Companies engage in practices like these for the same reasons that drove the LIBOR price-fixing scandal, securitization of junk debt, or selling mortgages to singularly unqualified homebuyers.  They think they’ll make more money – and many do in the short run.  But in an increasingly transparent world, the risks to corporate reputation are huge.

Even for execs that care more about short-term profits than customers, the downside risks are huge.  In a world of ever smarter, more connected customers, companies that engage dark patterns to shortsightedly meet near-term goals will eventually pay the ultimate price: they’ll slowly fade, losing ground as they lose respect until they eventually disappear.

And if you put the needs of your customers first, you’ll find that the long-term payoffs radically outweigh any short-term gains. Just watch RyanAir or Dollar Rent A Car get pilloried in the press, or see customers bolt from firms like Viddy. It doesn't take a genius to understand that putting customers first is always a better path.

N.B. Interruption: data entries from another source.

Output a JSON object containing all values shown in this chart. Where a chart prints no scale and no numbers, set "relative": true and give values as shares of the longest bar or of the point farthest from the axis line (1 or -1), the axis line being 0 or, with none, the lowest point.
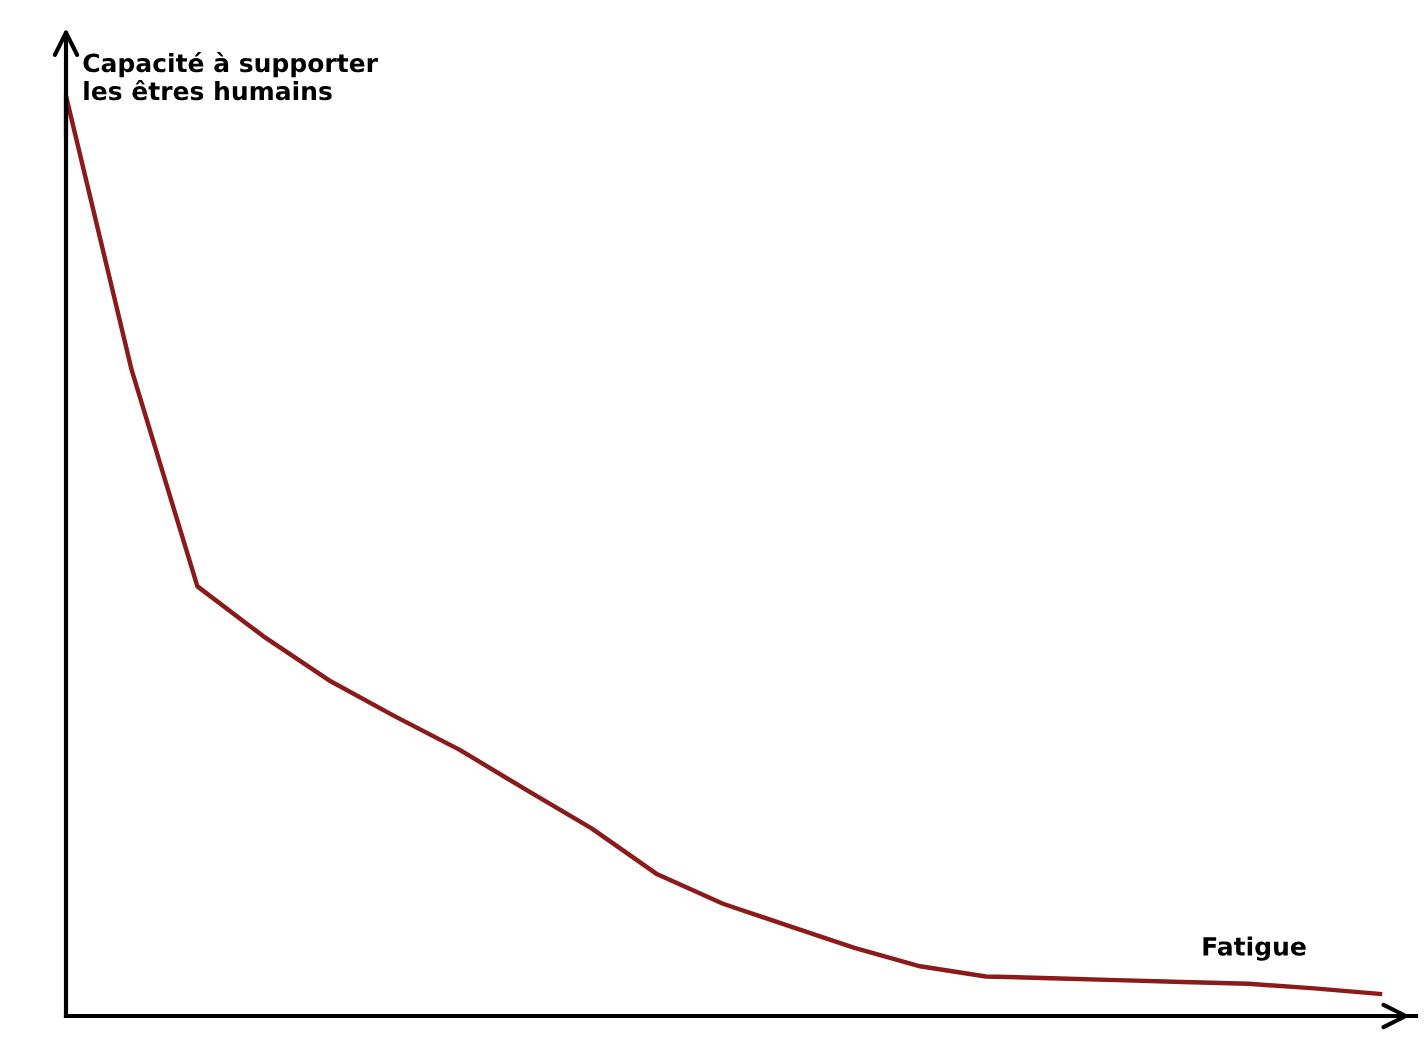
{
  "chart_data": {
    "type": "line",
    "relative": true,
    "xlabel": "Fatigue",
    "ylabel": "Capacité à supporter\nles êtres humains",
    "categories": [
      null,
      null,
      null,
      null,
      null,
      null,
      null,
      null,
      null,
      null,
      null,
      null,
      null,
      null,
      null,
      null,
      null,
      null,
      null,
      null,
      null
    ],
    "series": [
      {
        "color": "#8b1a1a",
        "values": [
          1.0,
          0.702,
          0.467,
          0.413,
          0.365,
          0.326,
          0.289,
          0.246,
          0.204,
          0.154,
          0.122,
          0.098,
          0.074,
          0.054,
          0.043,
          0.041,
          0.039,
          0.037,
          0.035,
          0.03,
          0.024
        ]
      }
    ],
    "grid": false,
    "marker": "none",
    "line_style": "solid"
  }
}
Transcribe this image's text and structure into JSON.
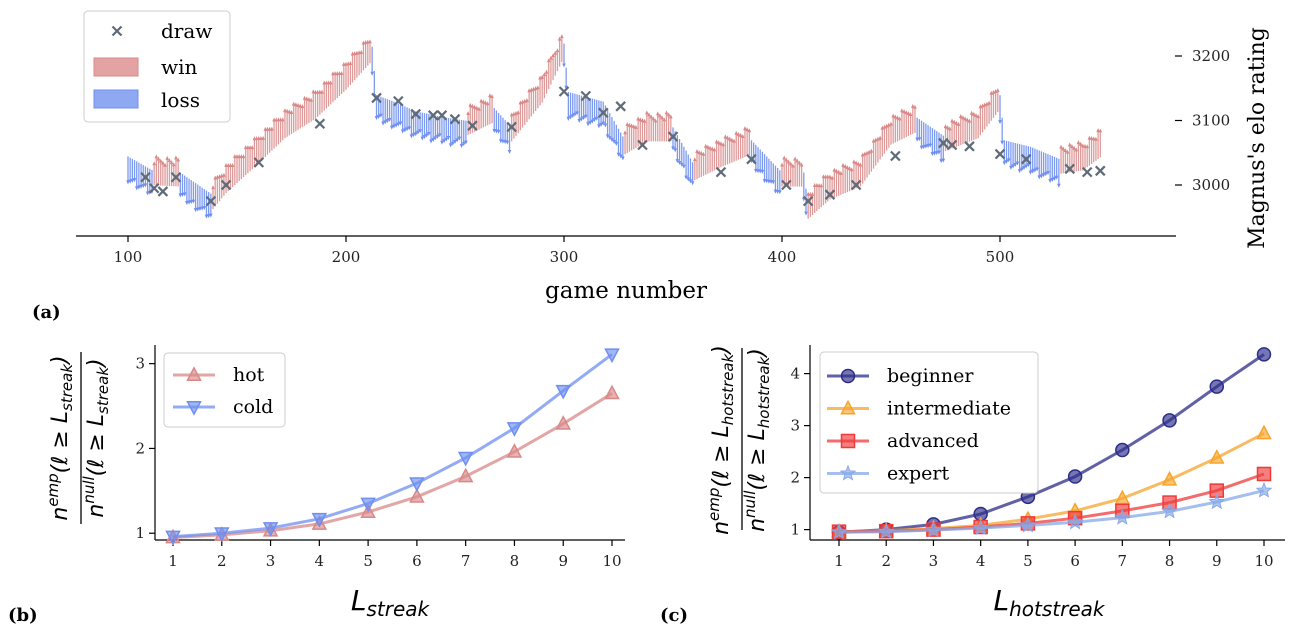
{
  "chart_data": [
    {
      "panel": "(a)",
      "type": "line",
      "xlabel": "game number",
      "ylabel": "Magnus's elo rating",
      "xlim": [
        76,
        1176
      ],
      "ylim": [
        2925,
        3240
      ],
      "xticks": [
        100,
        200,
        300,
        400,
        500
      ],
      "yticks": [
        3000,
        3100,
        3200
      ],
      "legend": {
        "placement": "top-left",
        "entries": [
          "draw",
          "win",
          "loss"
        ]
      },
      "series_colors": {
        "draw": "#5f6b78",
        "win": "#d98888",
        "loss": "#6f8ff0"
      },
      "rating_path": {
        "x": [
          100,
          112,
          124,
          139,
          145,
          158,
          172,
          186,
          200,
          212,
          214,
          222,
          232,
          246,
          256,
          268,
          276,
          290,
          300,
          302,
          318,
          328,
          338,
          350,
          360,
          372,
          386,
          400,
          410,
          412,
          422,
          436,
          450,
          462,
          475,
          490,
          500,
          502,
          514,
          528,
          538,
          546
        ],
        "y": [
          3035,
          3012,
          3010,
          2975,
          3000,
          3040,
          3085,
          3115,
          3160,
          3205,
          3130,
          3120,
          3105,
          3095,
          3090,
          3110,
          3080,
          3140,
          3210,
          3135,
          3120,
          3060,
          3080,
          3080,
          3020,
          3040,
          3060,
          3010,
          3010,
          2960,
          2990,
          3010,
          3075,
          3095,
          3065,
          3085,
          3130,
          3060,
          3050,
          3030,
          3035,
          3055
        ]
      },
      "draws": {
        "x": [
          108,
          112,
          116,
          122,
          138,
          145,
          160,
          188,
          214,
          224,
          232,
          240,
          244,
          250,
          258,
          276,
          300,
          310,
          318,
          326,
          336,
          350,
          372,
          386,
          402,
          412,
          422,
          434,
          452,
          474,
          478,
          486,
          500,
          512,
          532,
          540,
          546
        ],
        "y": [
          3012,
          2995,
          2990,
          3012,
          2975,
          3000,
          3035,
          3095,
          3135,
          3130,
          3110,
          3108,
          3108,
          3102,
          3092,
          3090,
          3145,
          3138,
          3112,
          3122,
          3062,
          3075,
          3020,
          3040,
          3000,
          2975,
          2985,
          3000,
          3045,
          3065,
          3062,
          3060,
          3048,
          3040,
          3025,
          3020,
          3022
        ]
      }
    },
    {
      "panel": "(b)",
      "type": "line",
      "x": [
        1,
        2,
        3,
        4,
        5,
        6,
        7,
        8,
        9,
        10
      ],
      "xlabel": "L_streak",
      "ylabel": "n^emp(ℓ ≥ L_streak) / n^null(ℓ ≥ L_streak)",
      "ylim": [
        0.92,
        3.22
      ],
      "yticks": [
        1,
        2,
        3
      ],
      "legend": {
        "placement": "top-left"
      },
      "series": [
        {
          "name": "hot",
          "color": "#d98888",
          "marker": "triangle-up",
          "values": [
            0.95,
            0.98,
            1.03,
            1.11,
            1.25,
            1.43,
            1.67,
            1.96,
            2.29,
            2.65
          ]
        },
        {
          "name": "cold",
          "color": "#6f8ff0",
          "marker": "triangle-down",
          "values": [
            0.96,
            1.0,
            1.06,
            1.17,
            1.35,
            1.59,
            1.89,
            2.24,
            2.68,
            3.11
          ]
        }
      ]
    },
    {
      "panel": "(c)",
      "type": "line",
      "x": [
        1,
        2,
        3,
        4,
        5,
        6,
        7,
        8,
        9,
        10
      ],
      "xlabel": "L_hotstreak",
      "ylabel": "n^emp(ℓ ≥ L_hotstreak) / n^null(ℓ ≥ L_hotstreak)",
      "ylim": [
        0.8,
        4.55
      ],
      "yticks": [
        1,
        2,
        3,
        4
      ],
      "legend": {
        "placement": "top-left"
      },
      "series": [
        {
          "name": "beginner",
          "color": "#2c2c8a",
          "marker": "circle",
          "values": [
            0.95,
            1.0,
            1.1,
            1.3,
            1.63,
            2.02,
            2.53,
            3.1,
            3.75,
            4.37
          ]
        },
        {
          "name": "intermediate",
          "color": "#f7a42c",
          "marker": "triangle-up",
          "values": [
            0.96,
            0.98,
            1.02,
            1.08,
            1.2,
            1.36,
            1.6,
            1.96,
            2.38,
            2.85
          ]
        },
        {
          "name": "advanced",
          "color": "#f03a3a",
          "marker": "square",
          "values": [
            0.96,
            0.97,
            1.0,
            1.05,
            1.12,
            1.22,
            1.36,
            1.52,
            1.75,
            2.07
          ]
        },
        {
          "name": "expert",
          "color": "#86a8ea",
          "marker": "star",
          "values": [
            0.95,
            0.96,
            0.99,
            1.03,
            1.08,
            1.14,
            1.23,
            1.35,
            1.53,
            1.75
          ]
        }
      ]
    }
  ],
  "labels": {
    "a": "(a)",
    "b": "(b)",
    "c": "(c)",
    "a_xlabel": "game number",
    "a_ylabel": "Magnus's elo rating",
    "b_xlabel_main": "L",
    "b_xlabel_sub": "streak",
    "c_xlabel_main": "L",
    "c_xlabel_sub": "hotstreak",
    "legend_a": [
      "draw",
      "win",
      "loss"
    ],
    "legend_b": [
      "hot",
      "cold"
    ],
    "legend_c": [
      "beginner",
      "intermediate",
      "advanced",
      "expert"
    ]
  }
}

So, ask yourself: does your company ever try to “trick” your customers? If the answer is yes, put up your hand and “out” the practice, pushing your firm to do something, well, better. There’s always an alternative to using dark patterns.

And if you can’t, it’s time to look for a new job.

Because in the new world of smart customers, changing expectations and radically improved experiences, any company that thinks they can fool their customers are fooling themselves.